17. Bölüm- Soğuk Sular

340 26 44
                                    

17. Bölüm

Ablam gideli yaklaşık iki saat oldu. Ve ben kendimi eksik hissediyorum. Biliyorum ablam ve ben hiç iyi bir ikili değiliz ama sonuçta ablam yani.

Mert beni bu iki saat içinde 12 kere aradı ve 3 mesaj gönderdi. Cevap vermek istemiyordum. Hayır hayır sıkılmak değil bu. Ondan hayatta sıkılmam. Sadece düşünmem gerekti sanırım.

En son attığı mesajda -saate aldırış etmeden- cevap vermezsen yanına gelicem yazmıştı. Bende cevap vermek zorunda kalmıştım.

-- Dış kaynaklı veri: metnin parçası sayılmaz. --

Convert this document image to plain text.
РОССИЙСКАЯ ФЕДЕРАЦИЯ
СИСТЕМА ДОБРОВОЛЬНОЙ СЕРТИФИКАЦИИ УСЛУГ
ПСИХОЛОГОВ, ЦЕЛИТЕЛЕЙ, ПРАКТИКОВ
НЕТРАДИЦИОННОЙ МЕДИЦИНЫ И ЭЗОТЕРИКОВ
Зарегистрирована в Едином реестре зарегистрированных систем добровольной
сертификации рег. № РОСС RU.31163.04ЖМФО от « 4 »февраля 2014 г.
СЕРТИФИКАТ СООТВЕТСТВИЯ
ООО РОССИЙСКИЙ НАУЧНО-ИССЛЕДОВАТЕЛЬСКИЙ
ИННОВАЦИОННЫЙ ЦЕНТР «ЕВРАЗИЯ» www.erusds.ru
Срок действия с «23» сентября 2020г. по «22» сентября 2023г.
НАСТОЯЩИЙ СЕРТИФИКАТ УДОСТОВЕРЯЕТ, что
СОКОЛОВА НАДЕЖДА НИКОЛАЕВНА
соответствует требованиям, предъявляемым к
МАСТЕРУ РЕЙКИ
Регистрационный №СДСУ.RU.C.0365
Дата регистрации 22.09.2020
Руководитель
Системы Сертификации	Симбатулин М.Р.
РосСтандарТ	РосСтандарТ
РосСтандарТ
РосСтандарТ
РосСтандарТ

Sıradan, hiçbir duygu bulundurmayan bir cevap.

"Gelmene gerek yok. Ben iyiyim."

Deli miyim neyim ben ya. Günlerdir bana kök söktüren ablam gitti ama benim neredeyse ağlamadığım kaldı.

Uyumaya karar verdim. Aslında gece bitmemiş olucak ki telefonum yeniden çaldı. Mertin olabileceğini düşünerek telefona uzandım.

"Gizli numara"

Yeniden hayatıma aksiyon istemiyorum açıkçası. Ama bu ısrarla çalan telefon kulağımı adeta taciz ediyordu. Ve benim kulaklarım çok kıymetlidir.

İçimde hissizlik hakimdi. Bende şaşırdım çünkü şuanda korkuyor olmam gerekiyordu.

"Alo."

Yine o duymaktan nefret ettiğim boğuk ses konuşmaya başladı.

"Beni unutmadın dimi Aylin hanım. Unutman imkansız zaten. Seni niye aradığımı merak ediyor musun? Ah dur ben cevap vereyim. Merak ediyorsun ama aynı zamanda korkuyosunda demi?"

"Senden korkmuyorum. Sıradaki oyunun ne?"

"Üzerini giy."

"Neden bahsediyosun sen!"

"Üzerini giy dedim. Ve çabuk o evden çık. Acele et. Fazla vaktin yok."

"Ne istiyosun benden kahretsin.
Rahat bırak beni."

"O evden bir an önce çıkmazsan kahrolacaksın zaten."

Telefonu yüzüme kapatmıştı. Saate baktığımda gece 3'e geldiğini gördüm. Bu saatte dışarı çıkıp napıcam ben.

Kendimi mecbur hissettim. Üzerime birşeyler geçirip dışarı çıktım. Apartmanın kapısını açtım ve sokağa çıktım. Kendimi deli gibi hissediyordum. Ki galiba bu yaptığıma bakarsak deliydim de.

Lanet olasıca bir telefon yüzünden sokağa çıkıyorum hemde gecenin bu saatinde.

O anda telefonum yeniden çaldı. Yine gizli numara.

"Aferin. Dediğimi yapıyosun."

Anladığım kadarıyla yakınlarda biyerlerde ve beni görüyor.

"Şimdi birkaç sokak ötedeki parka git. Ve banklardan birine otur."

"Neden yapayım bunu? Bir sebep söyle!"

"Mertin rahat uykusunun bölünmesini istemezsin umarım."

Şimdide beni Mertle tehdit ediyo. Her zaman zayıf noktamı biliyo malesef.

"Tamam tamam. Ona dokunma. Gidiyorum."

Gidiyorum ama ne yapacağımı bilmiyorum. Gece gece beni orada görenler belkide hakkımda ne düşünecek. Anladığım kadarıyla belalımda bunu istiyor zaten.

Parka gittiğimde birkaç sokak köpeği dışında kimse yoktu etrafta. Ha bide köpeklerden kaçan ufak ve nankör kediler.

Parka girip gördüğüm ilk banka oturdum ve beklemeye başladım. Aptal kafam ne yapıyorum ki ben. Etraf karanlıktı ve ilerideki sokak lambası birazda olsun aydınlık veriyordu.